After the Brexit referendum there were concerns by some that leaving the EU would lead to the “bonfire of health and safety regulations” that David Cameron had threatened in 2010 when he was prime minister. At Effective, we took a look at the possible consequences for Health and Safety in our webinar. Other commentators believed that standards in the UK would remain high, as the UK have led the way in workplace safety since the 19th century. The Great Reform Bill, it was promised, would incorporate all the EU rules that would otherwise be lost on Brexit day, maintaining health and safety standards for workers.
During the last few months parliament has debated and pulled apart, clause by clause, various aspects of EU regulation to work out what must be included in the bill, now named the EU (Withdrawal) Bill. There has been much misreporting – for example, the accusation that MPs didn’t think animals could suffer from pain or distress, when the real story was that national law was already so far ahead of EU laws on animal protection (for example, bull-fighting is forbidden) that additional rules did not need to be copied across. But what has been happening with health and safety law?
The government’s preference is for health and safety rules, along with employment rights, environmental protection and consumer standards to be included in the EU (Withdrawal) Bill in a way that makes it easy for the government to “adjust” rules at a later date, without necessarily needing to have the agreement of Parliament. This makes use of the so-called Henry VIII clauses, introduced into the parliamentary process in 1539 to give the English King powers to change law “by proclamation” instead of requiring parliament’s agreement.
Sometimes it makes sense to allow primary legislation to be adjusted in this way, for example for technical issues, without the time and expense of a parliamentary debate. In November 2017, the opposition proposed an amendment that any changes to health and safety law, or to other issues in the EU Charter of fundamental rights, should require full parliamentary scrutiny. The debate was tightly fought, and the final outcome was 301 in favour of the amendment – and 311 in favour of giving the government the right to change health and safety and other rights through proclamation.

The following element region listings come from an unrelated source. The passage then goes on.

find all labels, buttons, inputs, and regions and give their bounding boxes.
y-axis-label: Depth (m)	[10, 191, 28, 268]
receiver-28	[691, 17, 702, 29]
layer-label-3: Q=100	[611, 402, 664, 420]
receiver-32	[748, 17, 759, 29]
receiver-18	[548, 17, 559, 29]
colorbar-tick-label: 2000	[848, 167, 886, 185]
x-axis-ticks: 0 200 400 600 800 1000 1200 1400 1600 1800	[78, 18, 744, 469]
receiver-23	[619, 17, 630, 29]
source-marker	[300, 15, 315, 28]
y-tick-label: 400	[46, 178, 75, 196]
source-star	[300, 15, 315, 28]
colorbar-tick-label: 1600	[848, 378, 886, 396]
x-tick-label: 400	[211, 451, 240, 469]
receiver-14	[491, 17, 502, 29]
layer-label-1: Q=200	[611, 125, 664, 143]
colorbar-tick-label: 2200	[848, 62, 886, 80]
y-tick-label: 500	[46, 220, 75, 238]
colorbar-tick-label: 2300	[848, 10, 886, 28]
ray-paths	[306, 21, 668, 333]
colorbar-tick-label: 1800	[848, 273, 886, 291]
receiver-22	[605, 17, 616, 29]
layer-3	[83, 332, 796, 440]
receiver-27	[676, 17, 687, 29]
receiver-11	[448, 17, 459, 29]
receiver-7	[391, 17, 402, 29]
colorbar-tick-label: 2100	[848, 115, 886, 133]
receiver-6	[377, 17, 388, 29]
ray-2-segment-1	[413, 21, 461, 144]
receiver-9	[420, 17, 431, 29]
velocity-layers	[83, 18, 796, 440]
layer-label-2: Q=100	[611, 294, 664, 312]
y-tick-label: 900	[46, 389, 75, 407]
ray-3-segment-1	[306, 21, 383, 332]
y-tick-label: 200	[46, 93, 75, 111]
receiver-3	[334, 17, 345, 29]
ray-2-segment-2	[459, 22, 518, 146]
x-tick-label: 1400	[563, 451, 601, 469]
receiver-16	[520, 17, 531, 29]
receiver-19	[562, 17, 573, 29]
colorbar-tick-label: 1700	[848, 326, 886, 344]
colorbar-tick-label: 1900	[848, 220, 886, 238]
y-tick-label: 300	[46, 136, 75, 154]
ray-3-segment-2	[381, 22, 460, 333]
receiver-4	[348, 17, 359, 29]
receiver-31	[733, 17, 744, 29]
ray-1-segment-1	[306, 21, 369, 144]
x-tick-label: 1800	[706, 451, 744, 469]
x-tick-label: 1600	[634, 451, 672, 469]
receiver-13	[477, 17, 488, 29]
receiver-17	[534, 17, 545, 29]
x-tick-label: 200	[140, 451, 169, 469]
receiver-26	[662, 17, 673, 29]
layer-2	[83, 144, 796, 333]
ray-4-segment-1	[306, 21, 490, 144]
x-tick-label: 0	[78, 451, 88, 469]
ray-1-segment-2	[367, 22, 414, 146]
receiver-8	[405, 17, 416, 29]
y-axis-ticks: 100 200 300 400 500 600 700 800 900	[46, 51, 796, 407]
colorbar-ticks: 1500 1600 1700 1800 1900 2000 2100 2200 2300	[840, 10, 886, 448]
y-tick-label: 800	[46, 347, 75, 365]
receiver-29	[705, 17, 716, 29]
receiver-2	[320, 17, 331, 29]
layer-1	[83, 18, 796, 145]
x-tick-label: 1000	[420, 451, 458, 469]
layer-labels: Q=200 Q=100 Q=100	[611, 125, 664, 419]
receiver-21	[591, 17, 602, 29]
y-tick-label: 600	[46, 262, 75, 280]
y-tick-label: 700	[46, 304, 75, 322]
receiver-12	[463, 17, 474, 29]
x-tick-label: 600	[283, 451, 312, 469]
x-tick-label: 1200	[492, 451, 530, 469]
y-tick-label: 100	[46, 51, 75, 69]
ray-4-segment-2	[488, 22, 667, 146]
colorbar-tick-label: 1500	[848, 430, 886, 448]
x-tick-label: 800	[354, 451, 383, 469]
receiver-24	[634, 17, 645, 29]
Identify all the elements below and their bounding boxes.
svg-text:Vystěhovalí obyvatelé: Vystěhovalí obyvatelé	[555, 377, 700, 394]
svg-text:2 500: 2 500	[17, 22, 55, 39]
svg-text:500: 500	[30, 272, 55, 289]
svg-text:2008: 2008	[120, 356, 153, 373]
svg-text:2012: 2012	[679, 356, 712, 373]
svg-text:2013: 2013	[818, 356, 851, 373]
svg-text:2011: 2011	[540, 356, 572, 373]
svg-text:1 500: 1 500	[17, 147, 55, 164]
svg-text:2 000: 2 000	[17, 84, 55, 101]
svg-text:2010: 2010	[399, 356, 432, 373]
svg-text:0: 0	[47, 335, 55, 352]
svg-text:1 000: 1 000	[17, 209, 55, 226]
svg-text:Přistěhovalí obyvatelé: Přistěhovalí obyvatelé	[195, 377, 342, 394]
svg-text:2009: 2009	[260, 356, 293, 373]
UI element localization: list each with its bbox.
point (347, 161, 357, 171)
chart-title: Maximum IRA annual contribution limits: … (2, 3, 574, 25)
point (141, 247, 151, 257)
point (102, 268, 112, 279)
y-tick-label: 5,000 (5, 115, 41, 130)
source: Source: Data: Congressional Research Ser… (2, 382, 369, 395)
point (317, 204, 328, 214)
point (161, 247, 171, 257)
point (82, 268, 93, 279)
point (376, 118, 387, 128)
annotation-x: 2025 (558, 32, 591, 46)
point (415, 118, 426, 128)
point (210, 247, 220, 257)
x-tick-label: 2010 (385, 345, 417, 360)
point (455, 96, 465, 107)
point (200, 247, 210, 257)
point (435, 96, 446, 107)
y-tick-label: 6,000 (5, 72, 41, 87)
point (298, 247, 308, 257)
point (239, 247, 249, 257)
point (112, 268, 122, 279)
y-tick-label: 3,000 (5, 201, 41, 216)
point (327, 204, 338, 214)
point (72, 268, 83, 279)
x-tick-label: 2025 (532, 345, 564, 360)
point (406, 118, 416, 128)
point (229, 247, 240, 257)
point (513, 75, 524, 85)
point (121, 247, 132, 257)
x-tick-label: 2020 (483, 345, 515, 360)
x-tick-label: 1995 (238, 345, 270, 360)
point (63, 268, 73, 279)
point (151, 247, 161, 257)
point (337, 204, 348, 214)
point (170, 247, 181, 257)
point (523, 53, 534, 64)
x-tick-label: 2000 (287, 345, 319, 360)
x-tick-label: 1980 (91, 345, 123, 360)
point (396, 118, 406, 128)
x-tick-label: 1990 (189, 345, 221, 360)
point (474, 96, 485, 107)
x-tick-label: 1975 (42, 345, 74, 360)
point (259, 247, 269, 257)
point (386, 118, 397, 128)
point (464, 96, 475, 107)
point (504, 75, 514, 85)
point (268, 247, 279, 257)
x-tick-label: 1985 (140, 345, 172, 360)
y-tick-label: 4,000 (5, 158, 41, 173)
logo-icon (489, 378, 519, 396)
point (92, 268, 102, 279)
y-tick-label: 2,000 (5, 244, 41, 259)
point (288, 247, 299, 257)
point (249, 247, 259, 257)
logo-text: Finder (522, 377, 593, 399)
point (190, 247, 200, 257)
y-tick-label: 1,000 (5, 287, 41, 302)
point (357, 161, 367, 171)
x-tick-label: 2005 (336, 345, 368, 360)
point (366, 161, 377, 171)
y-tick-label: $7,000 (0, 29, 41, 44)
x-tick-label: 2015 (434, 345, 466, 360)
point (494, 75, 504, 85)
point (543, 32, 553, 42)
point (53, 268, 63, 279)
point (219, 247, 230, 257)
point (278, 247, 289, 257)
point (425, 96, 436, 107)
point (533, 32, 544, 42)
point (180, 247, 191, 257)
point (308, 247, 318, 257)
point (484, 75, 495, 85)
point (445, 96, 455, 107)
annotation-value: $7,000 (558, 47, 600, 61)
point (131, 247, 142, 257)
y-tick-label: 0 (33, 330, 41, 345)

This does not mean that health and safety laws will be reduced post-Brexit. In the wake of Grenfell, there is little appetite for reducing protection to the public at least. But it does reduce the power of the British parliament to scrutinise any changes to EU-derived health and safety law which the government might wish to make. This could affect issues such as personal protective equipment (PPE), manual handling, welfare requirements and work equipment.
However, we can be reassured that one key protection cannot be changed without full parliamentary scrutiny. The requirement of the 1974 Health and Safety at Work Act that employers and other responsible people must ensure the safety of employees and others, so far as is reasonably practicable, predates the influence of EU Regulation, and has remained unchanged for over forty years. That, at least, is unlikely.